Microsoft Community Contributor Award Recipient

Windows 7 Ult x64 - SP1/ Windows 8 Pro x64

Congrats ksipma, glad you got it working.
My System SpecsSystem Spec
02 Dec 2013   #38

Windows Seven Ultimate
Manually creating 100MB partition

I just wanted to post a solution that fixed my startup problem that was not listed above.

I had a dual boot system (2 physical drives) and I wanted to remove one of the OS selection from the startup screen. I did this through msconfig, but I didn't know it would delete the 100MB partition windows makes during install. After that I could not boot from the second hard drive. None of the startup repair options worked until I figured out that the 100MB partition was not present.
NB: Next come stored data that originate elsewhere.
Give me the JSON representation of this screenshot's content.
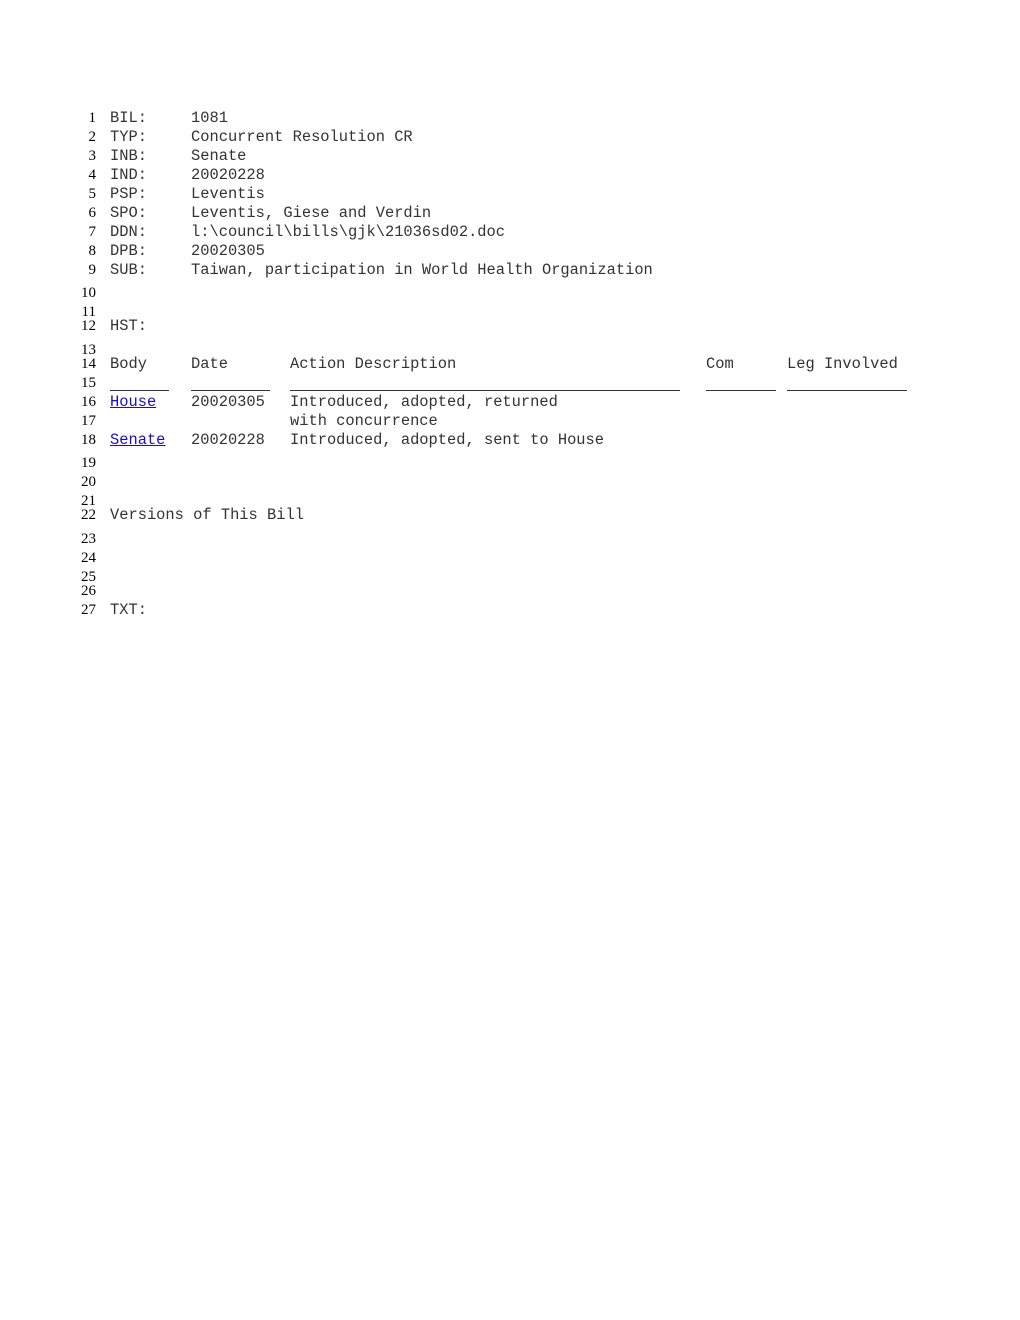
{
  "fields": [
    {
      "key": "BIL:",
      "value": "1081"
    },
    {
      "key": "TYP:",
      "value": "Concurrent Resolution CR"
    },
    {
      "key": "INB:",
      "value": "Senate"
    },
    {
      "key": "IND:",
      "value": "20020228"
    },
    {
      "key": "PSP:",
      "value": "Leventis"
    },
    {
      "key": "SPO:",
      "value": "Leventis, Giese and Verdin"
    },
    {
      "key": "DDN:",
      "value": "l:\\council\\bills\\gjk\\21036sd02.doc"
    },
    {
      "key": "DPB:",
      "value": "20020305"
    },
    {
      "key": "SUB:",
      "value": "Taiwan, participation in World Health Organization"
    }
  ],
  "history": {
    "label": "HST:",
    "columns": [
      "Body",
      "Date",
      "Action Description",
      "Com",
      "Leg Involved"
    ],
    "rows": [
      {
        "body": "House",
        "date": "20020305",
        "action": "Introduced, adopted, returned",
        "action_cont": "with concurrence"
      },
      {
        "body": "Senate",
        "date": "20020228",
        "action": "Introduced, adopted, sent to House"
      }
    ]
  },
  "versions_label": "Versions of This Bill",
  "text_label": "TXT:",
  "line_numbers": [
    "1",
    "2",
    "3",
    "4",
    "5",
    "6",
    "7",
    "8",
    "9",
    "10",
    "11",
    "12",
    "13",
    "14",
    "15",
    "16",
    "17",
    "18",
    "19",
    "20",
    "21",
    "22",
    "23",
    "24",
    "25",
    "26",
    "27"
  ]
}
I installed the drive on a working computer so I could get to the disk management tool. There I manually created the 100MB partition and set it as active. I then ran the auto repair and everything worked.
My System SpecsSystem Spec
05 Dec 2013   #39

windows 7

Finally determined the problem was an overheating processor. The Dell Studio 1557 was good for 4 years but started overheating and shutting down.
The repair procedure actually allowed me to reinstall the os but i decided to ::) nstall a newer os nstead.
The only way to keep the laptop running was a bag of ice cubes underneath.
This works for about 6 hours .. b4 i need to replace the ice cubes.